If you only use raw percent agreement, your reliability estimate can be misleading, especially when one category is very common. Kappa addresses this by comparing observed agreement to chance-expected agreement.

Formula

κ = (P_o − P_e) / (1 − P_e)

P_o = observed agreement proportion
P_e = expected agreement by chance from marginals

Interpretation basics: κ = 1 means perfect agreement, κ = 0 means chance-level agreement, and κ < 0 indicates agreement worse than chance.

How to Use This Calculator

Build a 2×2 table from your two raters' classifications.
Enter the four counts: a, b, c, and d.
Click Calculate Kappa.
Review total sample size, observed agreement, expected agreement, kappa, and interpretation.

Example

Suppose two reviewers evaluate 100 abstracts for inclusion in a study. They agree on 86 abstracts and disagree on 14. The calculator might return κ around 0.71, which is usually interpreted as substantial agreement.

Common Interpretation Scale (Landis & Koch)

< 0.00: Poor
0.00–0.20: Slight
0.21–0.40: Fair
0.41–0.60: Moderate
0.61–0.80: Substantial
0.81–1.00: Almost perfect

These cutoffs are popular but not universal. In high-stakes fields, stricter thresholds may be expected.

Important Notes and Pitfalls

1) Prevalence effect

When one category dominates (for example, 95% "negative"), kappa can be lower than expected even with high percent agreement.

2) Bias effect

If raters use categories at different rates, kappa can also be pulled downward.
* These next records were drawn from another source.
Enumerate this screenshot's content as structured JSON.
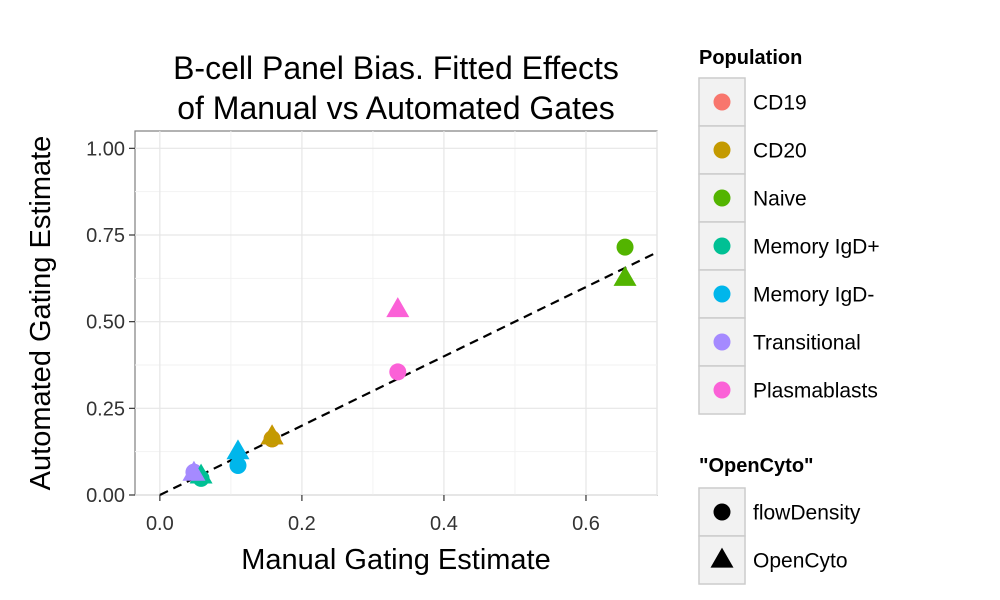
{
  "chart_data": {
    "type": "scatter",
    "title_lines": [
      "B-cell Panel Bias. Fitted Effects",
      "of Manual vs Automated Gates"
    ],
    "xlabel": "Manual Gating Estimate",
    "ylabel": "Automated Gating Estimate",
    "xlim": [
      -0.035,
      0.7
    ],
    "ylim": [
      0,
      1.05
    ],
    "x_ticks": [
      0.0,
      0.2,
      0.4,
      0.6
    ],
    "x_tick_labels": [
      "0.0",
      "0.2",
      "0.4",
      "0.6"
    ],
    "y_ticks": [
      0.0,
      0.25,
      0.5,
      0.75,
      1.0
    ],
    "y_tick_labels": [
      "0.00",
      "0.25",
      "0.50",
      "0.75",
      "1.00"
    ],
    "grid": true,
    "reference_line": {
      "type": "identity",
      "style": "dashed",
      "color": "#000000"
    },
    "legend_placement": "right",
    "color_legend": {
      "title": "Population",
      "entries": [
        {
          "label": "CD19",
          "color": "#F8766D"
        },
        {
          "label": "CD20",
          "color": "#C49A00"
        },
        {
          "label": "Naive",
          "color": "#53B400"
        },
        {
          "label": "Memory IgD+",
          "color": "#00C094"
        },
        {
          "label": "Memory IgD-",
          "color": "#00B6EB"
        },
        {
          "label": "Transitional",
          "color": "#A58AFF"
        },
        {
          "label": "Plasmablasts",
          "color": "#FB61D7"
        }
      ]
    },
    "shape_legend": {
      "title": "\"OpenCyto\"",
      "entries": [
        {
          "label": "flowDensity",
          "shape": "circle"
        },
        {
          "label": "OpenCyto",
          "shape": "triangle"
        }
      ]
    },
    "points": [
      {
        "population": "CD19",
        "method": "flowDensity",
        "x": 0.158,
        "y": 0.162
      },
      {
        "population": "CD20",
        "method": "flowDensity",
        "x": 0.158,
        "y": 0.162
      },
      {
        "population": "Naive",
        "method": "flowDensity",
        "x": 0.655,
        "y": 0.715
      },
      {
        "population": "Memory IgD+",
        "method": "flowDensity",
        "x": 0.058,
        "y": 0.048
      },
      {
        "population": "Memory IgD-",
        "method": "flowDensity",
        "x": 0.11,
        "y": 0.085
      },
      {
        "population": "Transitional",
        "method": "flowDensity",
        "x": 0.048,
        "y": 0.066
      },
      {
        "population": "Plasmablasts",
        "method": "flowDensity",
        "x": 0.335,
        "y": 0.355
      },
      {
        "population": "CD19",
        "method": "OpenCyto",
        "x": 0.158,
        "y": 0.168
      },
      {
        "population": "CD20",
        "method": "OpenCyto",
        "x": 0.158,
        "y": 0.168
      },
      {
        "population": "Naive",
        "method": "OpenCyto",
        "x": 0.655,
        "y": 0.625
      },
      {
        "population": "Memory IgD+",
        "method": "OpenCyto",
        "x": 0.058,
        "y": 0.055
      },
      {
        "population": "Memory IgD-",
        "method": "OpenCyto",
        "x": 0.11,
        "y": 0.125
      },
      {
        "population": "Transitional",
        "method": "OpenCyto",
        "x": 0.048,
        "y": 0.063
      },
      {
        "population": "Plasmablasts",
        "method": "OpenCyto",
        "x": 0.335,
        "y": 0.535
      }
    ]
  }
}
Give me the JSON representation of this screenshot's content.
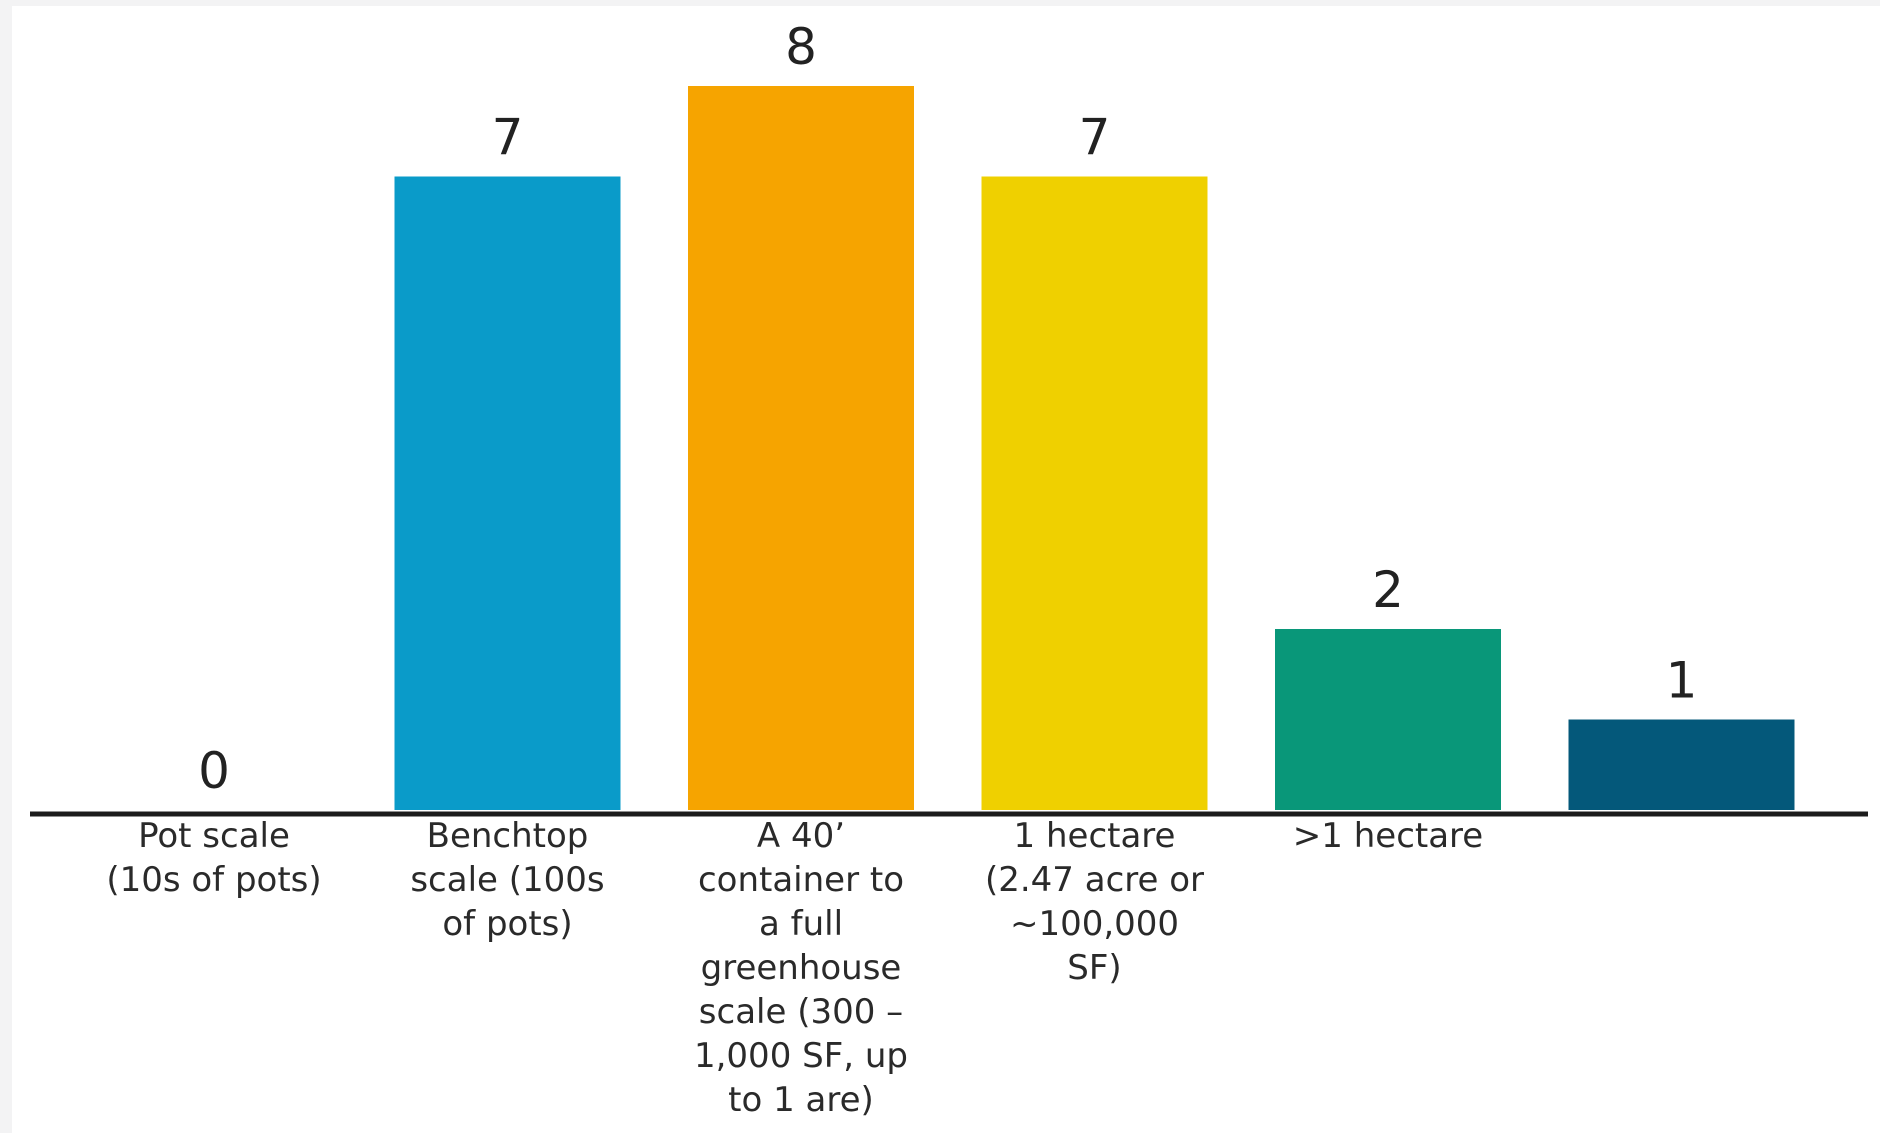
{
  "chart_data": {
    "type": "bar",
    "categories": [
      "Pot scale (10s of pots)",
      "Benchtop scale (100s of pots)",
      "A 40’ container to a full greenhouse scale (300 – 1,000 SF, up to 1 are)",
      "1 hectare (2.47 acre or ~100,000 SF)",
      ">1 hectare",
      ""
    ],
    "category_lines": [
      [
        "Pot scale",
        "(10s of pots)"
      ],
      [
        "Benchtop",
        "scale (100s",
        "of pots)"
      ],
      [
        "A 40’",
        "container to",
        "a full",
        "greenhouse",
        "scale (300 –",
        "1,000 SF, up",
        "to 1 are)"
      ],
      [
        "1 hectare",
        "(2.47 acre or",
        "~100,000",
        "SF)"
      ],
      [
        ">1 hectare"
      ],
      []
    ],
    "values": [
      0,
      7,
      8,
      7,
      2,
      1
    ],
    "value_labels": [
      "0",
      "7",
      "8",
      "7",
      "2",
      "1"
    ],
    "colors": [
      "#0a9bc9",
      "#0a9bc9",
      "#f6a400",
      "#efd000",
      "#099779",
      "#04587a"
    ],
    "axis_color": "#1c1c1c",
    "ylim": [
      0,
      8
    ],
    "title": "",
    "xlabel": "",
    "ylabel": "",
    "grid": false,
    "legend": "none"
  }
}
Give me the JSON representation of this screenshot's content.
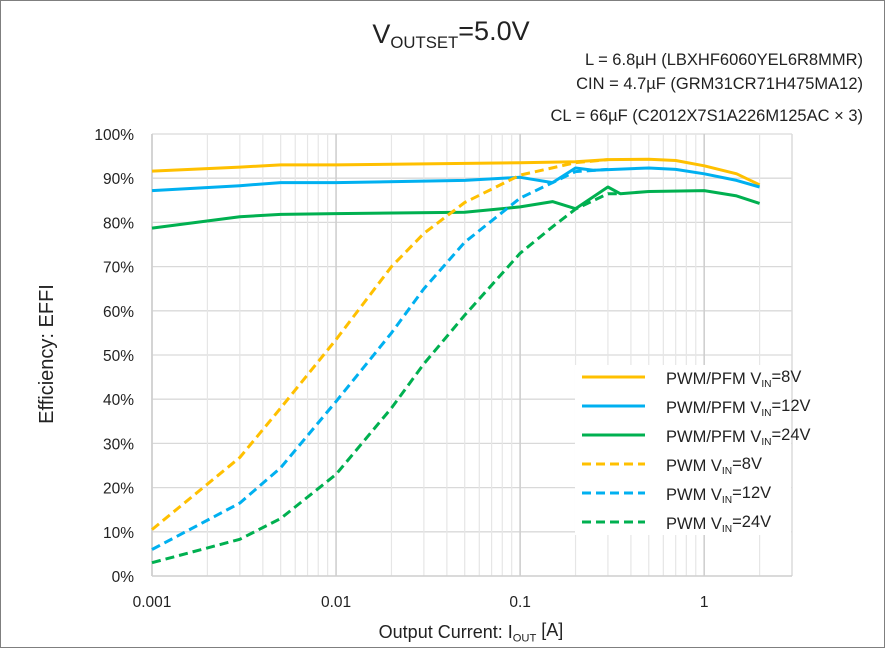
{
  "chart_data": {
    "type": "line",
    "title": "VOUTSET=5.0V",
    "title_subscript": "OUTSET",
    "annotations": [
      "L = 6.8µH (LBXHF6060YEL6R8MMR)",
      "CIN = 4.7µF (GRM31CR71H475MA12)",
      "CL = 66µF (C2012X7S1A226M125AC × 3)"
    ],
    "xlabel": "Output Current: IOUT [A]",
    "ylabel": "Efficiency: EFFI",
    "x_scale": "log",
    "xlim": [
      0.001,
      3
    ],
    "ylim": [
      0,
      100
    ],
    "grid": true,
    "legend_placement": "bottom-right",
    "x_ticks": [
      "0.001",
      "0.01",
      "0.1",
      "1"
    ],
    "y_ticks": [
      "0%",
      "10%",
      "20%",
      "30%",
      "40%",
      "50%",
      "60%",
      "70%",
      "80%",
      "90%",
      "100%"
    ],
    "series": [
      {
        "name": "PWM/PFM VIN=8V",
        "color": "#FFC000",
        "style": "solid",
        "x": [
          0.001,
          0.003,
          0.005,
          0.01,
          0.1,
          0.2,
          0.3,
          0.5,
          0.7,
          1,
          1.5,
          2
        ],
        "y": [
          91.6,
          92.5,
          93,
          93,
          93.5,
          93.7,
          94.2,
          94.3,
          94,
          92.8,
          91,
          88.5
        ]
      },
      {
        "name": "PWM/PFM VIN=12V",
        "color": "#00B0F0",
        "style": "solid",
        "x": [
          0.001,
          0.003,
          0.005,
          0.01,
          0.05,
          0.1,
          0.15,
          0.2,
          0.25,
          0.5,
          0.7,
          1,
          1.5,
          2
        ],
        "y": [
          87.2,
          88.3,
          89,
          89,
          89.5,
          90.2,
          89,
          92.3,
          91.8,
          92.3,
          92,
          91,
          89.5,
          88
        ]
      },
      {
        "name": "PWM/PFM VIN=24V",
        "color": "#00B050",
        "style": "solid",
        "x": [
          0.001,
          0.003,
          0.005,
          0.01,
          0.05,
          0.1,
          0.15,
          0.2,
          0.3,
          0.35,
          0.5,
          1,
          1.5,
          2
        ],
        "y": [
          78.7,
          81.3,
          81.8,
          82,
          82.3,
          83.5,
          84.7,
          83.1,
          88,
          86.5,
          87,
          87.2,
          86,
          84.3
        ]
      },
      {
        "name": "PWM VIN=8V",
        "color": "#FFC000",
        "style": "dashed",
        "x": [
          0.001,
          0.003,
          0.005,
          0.01,
          0.02,
          0.03,
          0.05,
          0.1,
          0.2,
          0.3
        ],
        "y": [
          10.5,
          26.8,
          38,
          53.5,
          70,
          77.5,
          84.5,
          90.7,
          93.5,
          94.2
        ]
      },
      {
        "name": "PWM VIN=12V",
        "color": "#00B0F0",
        "style": "dashed",
        "x": [
          0.001,
          0.003,
          0.005,
          0.01,
          0.02,
          0.03,
          0.05,
          0.1,
          0.2,
          0.3
        ],
        "y": [
          6,
          16.5,
          24.5,
          39.5,
          55,
          65,
          75.5,
          85.5,
          91.5,
          92
        ]
      },
      {
        "name": "PWM VIN=24V",
        "color": "#00B050",
        "style": "dashed",
        "x": [
          0.001,
          0.003,
          0.005,
          0.01,
          0.02,
          0.03,
          0.05,
          0.1,
          0.15,
          0.2,
          0.3,
          0.35
        ],
        "y": [
          3,
          8.3,
          13,
          23,
          38,
          48,
          59,
          73,
          79,
          83,
          86.5,
          86.5
        ]
      }
    ]
  }
}
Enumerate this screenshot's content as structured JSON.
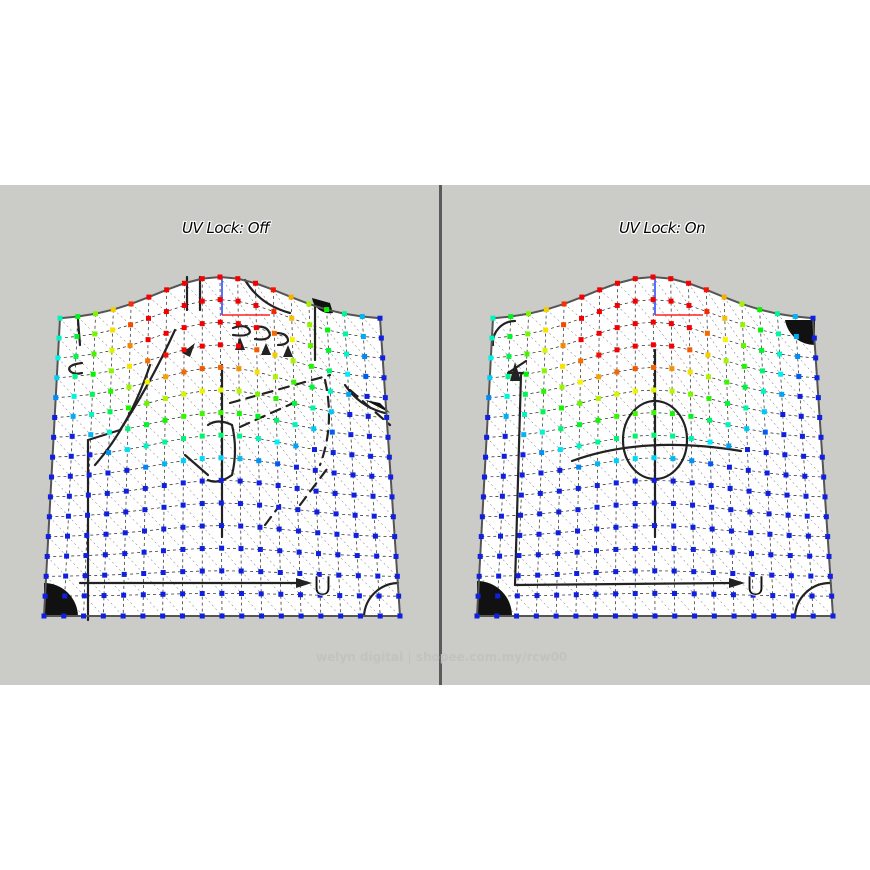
{
  "panels": [
    {
      "title": "UV Lock: Off",
      "texture_label": "U",
      "uv_lock": false
    },
    {
      "title": "UV Lock: On",
      "texture_label": "U",
      "uv_lock": true
    }
  ],
  "watermark": "welyn digital | shopee.com.my/rcw00",
  "colors": {
    "background": "#cbcbc7",
    "divider": "#5a5a5a",
    "mesh_fill": "#ffffff",
    "outline": "#555555",
    "axis_x": "#ff2020",
    "axis_y": "#2040ff",
    "vertex_low": "#1020e0"
  }
}
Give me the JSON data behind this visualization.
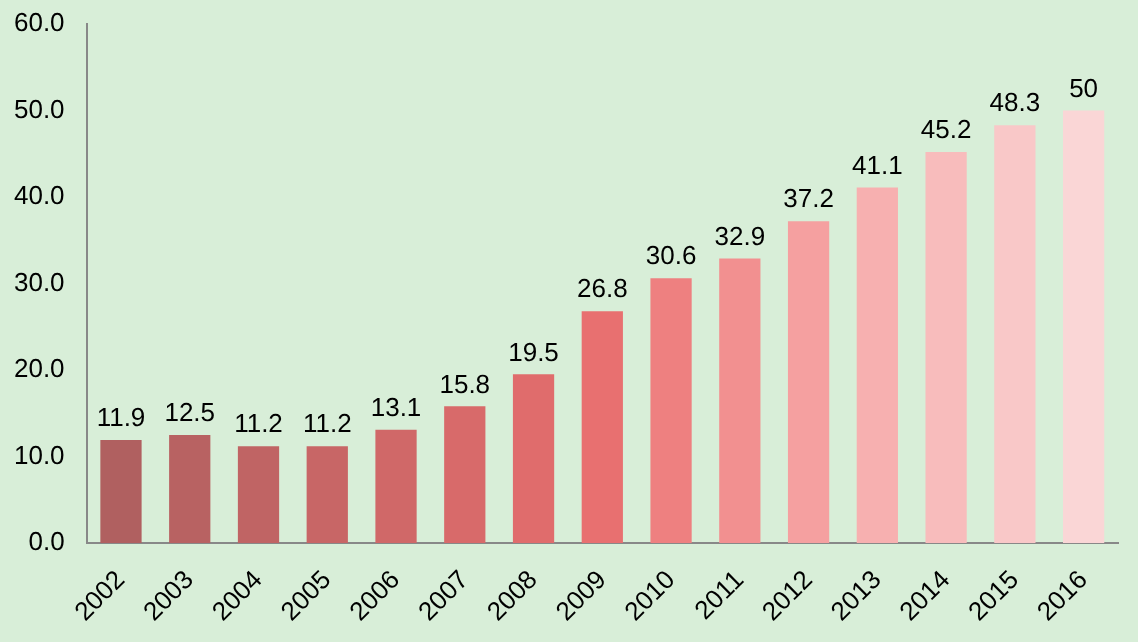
{
  "chart_data": {
    "type": "bar",
    "categories": [
      "2002",
      "2003",
      "2004",
      "2005",
      "2006",
      "2007",
      "2008",
      "2009",
      "2010",
      "2011",
      "2012",
      "2013",
      "2014",
      "2015",
      "2016"
    ],
    "values": [
      11.9,
      12.5,
      11.2,
      11.2,
      13.1,
      15.8,
      19.5,
      26.8,
      30.6,
      32.9,
      37.2,
      41.1,
      45.2,
      48.3,
      50
    ],
    "colors": [
      "#b06060",
      "#b86262",
      "#c06464",
      "#c86666",
      "#d06868",
      "#d86a6a",
      "#e06c6c",
      "#e87070",
      "#ee8080",
      "#f29090",
      "#f5a0a0",
      "#f7b0b0",
      "#f8bcbc",
      "#f9c8c8",
      "#fad6d6"
    ],
    "ylim": [
      0,
      60
    ],
    "yticks": [
      {
        "value": 0,
        "label": "0.0"
      },
      {
        "value": 10,
        "label": "10.0"
      },
      {
        "value": 20,
        "label": "20.0"
      },
      {
        "value": 30,
        "label": "30.0"
      },
      {
        "value": 40,
        "label": "40.0"
      },
      {
        "value": 50,
        "label": "50.0"
      },
      {
        "value": 60,
        "label": "60.0"
      }
    ],
    "grid": false,
    "data_labels": true
  }
}
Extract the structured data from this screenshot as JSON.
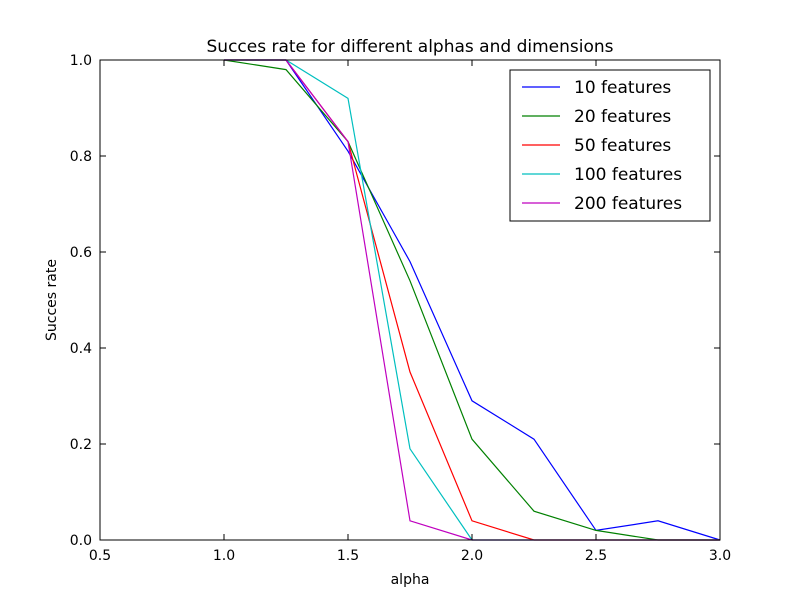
{
  "chart_data": {
    "type": "line",
    "title": "Succes rate for different alphas and dimensions",
    "xlabel": "alpha",
    "ylabel": "Succes rate",
    "xlim": [
      0.5,
      3.0
    ],
    "ylim": [
      0.0,
      1.0
    ],
    "xticks": [
      0.5,
      1.0,
      1.5,
      2.0,
      2.5,
      3.0
    ],
    "xtick_labels": [
      "0.5",
      "1.0",
      "1.5",
      "2.0",
      "2.5",
      "3.0"
    ],
    "yticks": [
      0.0,
      0.2,
      0.4,
      0.6,
      0.8,
      1.0
    ],
    "ytick_labels": [
      "0.0",
      "0.2",
      "0.4",
      "0.6",
      "0.8",
      "1.0"
    ],
    "grid": false,
    "legend_position": "top-right",
    "x": [
      1.0,
      1.25,
      1.5,
      1.75,
      2.0,
      2.25,
      2.5,
      2.75,
      3.0
    ],
    "series": [
      {
        "name": "10 features",
        "color": "#0000ff",
        "values": [
          1.0,
          1.0,
          0.81,
          0.58,
          0.29,
          0.21,
          0.02,
          0.04,
          0.0
        ]
      },
      {
        "name": "20 features",
        "color": "#008000",
        "values": [
          1.0,
          0.98,
          0.83,
          0.54,
          0.21,
          0.06,
          0.02,
          0.0,
          0.0
        ]
      },
      {
        "name": "50 features",
        "color": "#ff0000",
        "values": [
          1.0,
          1.0,
          0.83,
          0.35,
          0.04,
          0.0,
          0.0,
          0.0,
          0.0
        ]
      },
      {
        "name": "100 features",
        "color": "#00bfbf",
        "values": [
          1.0,
          1.0,
          0.92,
          0.19,
          0.0,
          0.0,
          0.0,
          0.0,
          0.0
        ]
      },
      {
        "name": "200 features",
        "color": "#bf00bf",
        "values": [
          1.0,
          1.0,
          0.83,
          0.04,
          0.0,
          0.0,
          0.0,
          0.0,
          0.0
        ]
      }
    ]
  }
}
3) Use the right version of kappa

This page computes the classic Cohen's kappa for two raters and nominal categories (binary table input). For ordered categories, weighted kappa is often more appropriate.

When to Report More Than Kappa

Best practice is to report:

Raw percent agreement
Cohen's kappa
The confusion/agreement table itself
Contextual explanation of class imbalance

Showing all these numbers helps readers judge reliability more accurately than any single metric alone.